Robin Wright und Clément Giraudet: Über bescheidene Hochzeiten

Aus der Serie: Gesellschaftskritik ZEITmagazin Nr. 35/2018

In diesen gewissen Sommernächten, wenn die Vögel kopfüber an den Bäumen hängen und die Fledermaus ihre schöne Melodei singt, spüren selbst wir unser romantisch lädiertes Gemüt. Dann regt sich in den Geheimratsecken unseres Herzens die pure Freude über das Liebesglück der anderen. In der Bunten lasen wir neulich zum Beispiel über die "heimliche Hochzeit" der Schauspielerin Robin Wright, wobei uns die klandestine Eventkomponente gar nicht so sehr umtrieb, da die Bunte ja alles als "heimlich" erachtet, wozu sie nicht eingeladen ist. Vielmehr war es der Satz, das Fest in der Provence sei sehr "Low Key" gewesen, und das bedeutet bekanntlich "bescheiden". Es ist gut, daran zu erinnern. Zumal, wie es gerade immer heißt, in diesen Zeiten.

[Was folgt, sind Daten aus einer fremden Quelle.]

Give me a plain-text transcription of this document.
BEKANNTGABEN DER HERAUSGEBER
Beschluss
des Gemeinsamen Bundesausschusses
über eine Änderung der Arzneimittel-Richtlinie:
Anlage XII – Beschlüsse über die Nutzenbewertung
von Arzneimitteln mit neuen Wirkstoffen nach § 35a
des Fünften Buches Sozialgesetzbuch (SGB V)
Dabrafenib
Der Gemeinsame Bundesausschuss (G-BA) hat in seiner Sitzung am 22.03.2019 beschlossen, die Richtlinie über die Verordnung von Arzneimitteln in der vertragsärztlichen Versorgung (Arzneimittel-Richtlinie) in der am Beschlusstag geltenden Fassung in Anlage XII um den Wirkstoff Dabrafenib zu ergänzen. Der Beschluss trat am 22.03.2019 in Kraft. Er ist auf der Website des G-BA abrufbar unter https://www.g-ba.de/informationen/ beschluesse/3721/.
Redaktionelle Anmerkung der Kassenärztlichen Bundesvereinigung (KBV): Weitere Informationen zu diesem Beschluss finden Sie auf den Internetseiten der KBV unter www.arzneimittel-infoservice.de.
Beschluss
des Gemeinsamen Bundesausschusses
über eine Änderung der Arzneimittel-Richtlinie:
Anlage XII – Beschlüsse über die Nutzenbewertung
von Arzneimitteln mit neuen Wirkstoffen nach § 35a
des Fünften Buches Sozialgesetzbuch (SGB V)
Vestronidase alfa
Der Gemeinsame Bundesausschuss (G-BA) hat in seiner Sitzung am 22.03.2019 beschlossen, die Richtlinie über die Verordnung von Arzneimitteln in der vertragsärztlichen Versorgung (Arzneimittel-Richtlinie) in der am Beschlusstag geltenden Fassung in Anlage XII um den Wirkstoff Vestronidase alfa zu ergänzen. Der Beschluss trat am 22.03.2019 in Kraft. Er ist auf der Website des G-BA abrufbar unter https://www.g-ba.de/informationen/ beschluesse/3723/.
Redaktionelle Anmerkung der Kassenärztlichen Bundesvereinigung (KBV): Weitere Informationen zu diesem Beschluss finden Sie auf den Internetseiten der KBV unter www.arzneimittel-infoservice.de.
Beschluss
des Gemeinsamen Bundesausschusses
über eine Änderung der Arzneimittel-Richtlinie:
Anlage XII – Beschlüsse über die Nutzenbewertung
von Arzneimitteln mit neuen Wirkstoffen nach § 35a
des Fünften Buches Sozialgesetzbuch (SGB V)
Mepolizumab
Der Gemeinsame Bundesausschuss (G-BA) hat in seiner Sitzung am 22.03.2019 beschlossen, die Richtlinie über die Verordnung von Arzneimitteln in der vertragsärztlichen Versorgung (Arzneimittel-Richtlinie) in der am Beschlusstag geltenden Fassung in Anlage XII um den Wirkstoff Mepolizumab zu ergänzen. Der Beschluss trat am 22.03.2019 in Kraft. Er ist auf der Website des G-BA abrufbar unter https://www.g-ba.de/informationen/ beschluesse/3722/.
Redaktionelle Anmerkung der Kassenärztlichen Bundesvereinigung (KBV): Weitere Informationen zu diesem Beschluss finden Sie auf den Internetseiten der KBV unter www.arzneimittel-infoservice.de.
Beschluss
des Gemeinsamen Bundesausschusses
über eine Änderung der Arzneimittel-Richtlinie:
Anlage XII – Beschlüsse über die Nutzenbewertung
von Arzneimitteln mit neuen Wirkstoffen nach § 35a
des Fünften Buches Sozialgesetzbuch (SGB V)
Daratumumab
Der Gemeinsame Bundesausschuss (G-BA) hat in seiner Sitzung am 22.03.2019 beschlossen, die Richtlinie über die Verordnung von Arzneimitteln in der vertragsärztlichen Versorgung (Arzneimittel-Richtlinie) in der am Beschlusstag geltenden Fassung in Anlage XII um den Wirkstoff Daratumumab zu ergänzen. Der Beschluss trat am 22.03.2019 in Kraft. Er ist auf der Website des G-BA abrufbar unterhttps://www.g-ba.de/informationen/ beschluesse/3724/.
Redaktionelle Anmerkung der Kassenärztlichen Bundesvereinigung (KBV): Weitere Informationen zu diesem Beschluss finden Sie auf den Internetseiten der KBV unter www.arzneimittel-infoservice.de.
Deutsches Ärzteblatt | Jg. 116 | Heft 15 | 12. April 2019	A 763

Über Hochzeiten hören wir nämlich inzwischen die merkwürdigsten Dinge. Von Menschen, die sich über die feierlichsten Kutschen und Kieswege austauschen und über die besten Mietkellner reden, die pochiertes Zeug unter Silberhauben hereintragen und dabei alles live im Internet streamen können. Wir sehen die Nachbarn, die einen ganzen Streichelzoo aus Eisskulpturen im Garten fräsen, literweise Schwäne und sogar Engel, gegen die wir grundsätzliche Einwände haben, überall lassen sie ihre Federn herumliegen und üben zu Unzeiten Trompete. Und wir lesen über Prominente, die sich trauen lassen, während sie auf Wasserskiern von einer 200-Meter-Jacht gezogen werden, auf deren Oberdeck später noch dieser Österreicher direkt aus der Stratosphäre landen wird, um "Das Buffet ist eröffnet!" zu sagen. So was. Ist das zu glauben!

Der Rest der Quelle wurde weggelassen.